Mirabegron for the treatment of overactive bladder: a prespecified pooled efficacy analysis and pooled safety analysis of three randomised, double-blind, placebo-controlled, phase III studies
Nitti VW, Khullar V, van Kerrebroeck P, Herschorn S, Cambronero J, Angulo JC, Blauwet MB, Dorrepaal C, Siddiqui E, Martin NE. Int J Clin Pract. 2013 May 21. doi: 10.1111/ijcp.12194. [Epub ahead of print]

Source

Department of Urology, NYU Langone Medical Center, New York, NY, USA.

Abstract

INTRODUCTION:

To examine pooled efficacy data from three, large phase III studies comparing mirabegron (50 and 100 mg) with placebo, and pooled safety data including additional mirabegron 25 mg and tolterodine extended release (ER) 4 mg results.

METHODS:

This prespecified pooled analysis of three randomised, double-blind, placebo-controlled, 12-week studies, evaluated efficacy and safety of once-daily mirabegron 25 mg (safety analysis), 50 or 100 mg (efficacy and safety analyses) and tolterodine ER 4 mg (safety analysis) for the treatment of symptoms of overactive bladder (OAB). Co-primary efficacy measures were change from baseline to Final Visit in the mean number of incontinence episodes/24 h and mean number of micturitions/24 h. Key secondary efficacy end-points included mean number of urgency episodes/24 h and mean volume voided/micturitions, while other end-points included patient-reported outcomes according to the Treatment Satisfaction-Visual Analogue Scale (TS-VAS) and responder analyses [dry rate (posttreatment), ≥ 50% reduction in incontinence episodes/24 h, ≤ 8 micturitions/24 h (post hoc analysis)]. The safety analysis included adverse event (AE) reporting, laboratory assessments, ECG, postvoid residual volume and vital signs (blood pressure, pulse rate).

RESULTS:

Mirabegron (50 and 100 mg once daily) demonstrated statistically significant improvements compared with placebo for the co-primary end-points, key secondary efficacy variables, TS-VAS and responder analyses (all comparisons p < 0.05).
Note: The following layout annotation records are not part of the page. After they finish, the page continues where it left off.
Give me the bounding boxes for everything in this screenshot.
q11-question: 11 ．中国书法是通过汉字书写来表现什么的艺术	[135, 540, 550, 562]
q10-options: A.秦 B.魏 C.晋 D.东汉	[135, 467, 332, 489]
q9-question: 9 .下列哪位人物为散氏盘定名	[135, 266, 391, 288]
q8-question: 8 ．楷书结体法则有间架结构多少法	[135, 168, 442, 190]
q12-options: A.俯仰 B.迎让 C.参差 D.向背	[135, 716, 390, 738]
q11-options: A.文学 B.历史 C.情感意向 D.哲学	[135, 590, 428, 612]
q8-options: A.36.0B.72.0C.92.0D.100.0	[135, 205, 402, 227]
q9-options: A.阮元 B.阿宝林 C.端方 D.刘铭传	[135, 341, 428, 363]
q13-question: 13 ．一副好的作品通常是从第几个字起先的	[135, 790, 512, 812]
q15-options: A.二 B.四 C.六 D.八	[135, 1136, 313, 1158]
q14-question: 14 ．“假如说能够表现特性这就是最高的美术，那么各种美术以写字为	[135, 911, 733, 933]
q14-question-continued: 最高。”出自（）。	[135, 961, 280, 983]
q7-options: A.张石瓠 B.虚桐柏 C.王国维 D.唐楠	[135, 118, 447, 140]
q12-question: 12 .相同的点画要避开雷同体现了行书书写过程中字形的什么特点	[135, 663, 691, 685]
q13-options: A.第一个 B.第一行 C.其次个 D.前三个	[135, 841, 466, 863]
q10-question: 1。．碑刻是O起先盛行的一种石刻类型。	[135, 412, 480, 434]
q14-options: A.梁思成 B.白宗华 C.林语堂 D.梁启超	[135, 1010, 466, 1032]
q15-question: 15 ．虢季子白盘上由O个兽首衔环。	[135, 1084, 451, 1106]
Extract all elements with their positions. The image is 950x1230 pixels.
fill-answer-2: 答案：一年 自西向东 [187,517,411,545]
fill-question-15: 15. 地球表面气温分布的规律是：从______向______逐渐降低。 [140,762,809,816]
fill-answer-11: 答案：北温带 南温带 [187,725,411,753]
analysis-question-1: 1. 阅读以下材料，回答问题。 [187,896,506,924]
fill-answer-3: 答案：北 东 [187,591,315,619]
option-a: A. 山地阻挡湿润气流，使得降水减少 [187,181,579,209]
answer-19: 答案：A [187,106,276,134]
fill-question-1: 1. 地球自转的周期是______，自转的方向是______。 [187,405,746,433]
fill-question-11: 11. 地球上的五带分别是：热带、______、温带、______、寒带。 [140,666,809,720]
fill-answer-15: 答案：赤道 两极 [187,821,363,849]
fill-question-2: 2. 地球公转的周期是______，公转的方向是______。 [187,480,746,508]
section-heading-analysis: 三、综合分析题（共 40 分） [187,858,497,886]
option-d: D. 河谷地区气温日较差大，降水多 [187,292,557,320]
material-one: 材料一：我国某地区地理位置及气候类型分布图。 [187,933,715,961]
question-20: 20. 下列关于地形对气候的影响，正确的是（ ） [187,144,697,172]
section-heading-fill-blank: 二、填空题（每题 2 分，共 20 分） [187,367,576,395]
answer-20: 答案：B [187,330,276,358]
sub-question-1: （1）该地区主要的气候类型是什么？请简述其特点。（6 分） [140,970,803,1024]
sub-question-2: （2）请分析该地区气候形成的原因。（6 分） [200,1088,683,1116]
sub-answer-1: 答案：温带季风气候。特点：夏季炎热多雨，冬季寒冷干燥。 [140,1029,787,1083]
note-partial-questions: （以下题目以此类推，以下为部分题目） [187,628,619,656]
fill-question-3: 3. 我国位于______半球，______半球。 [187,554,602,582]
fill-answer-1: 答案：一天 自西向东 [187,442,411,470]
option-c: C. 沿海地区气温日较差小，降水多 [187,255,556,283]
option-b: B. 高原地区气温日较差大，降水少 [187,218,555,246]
Mirabegron is well tolerated and demonstrates a good safety profile. The most common AEs (≥ 3%) included hypertension, nasopharyngitis and urinary tract infection (UTI); the incidence of hypertensive events and UTIs decreased with increasing dose. For mirabegron, the incidence of the bothersome antimuscarinic AE, dry mouth, was at placebo level and of a lesser magnitude than tolterodine.

CONCLUSION:

The efficacy and safety of mirabegron are demonstrated in this large pooled clinical trial dataset in patients with OAB.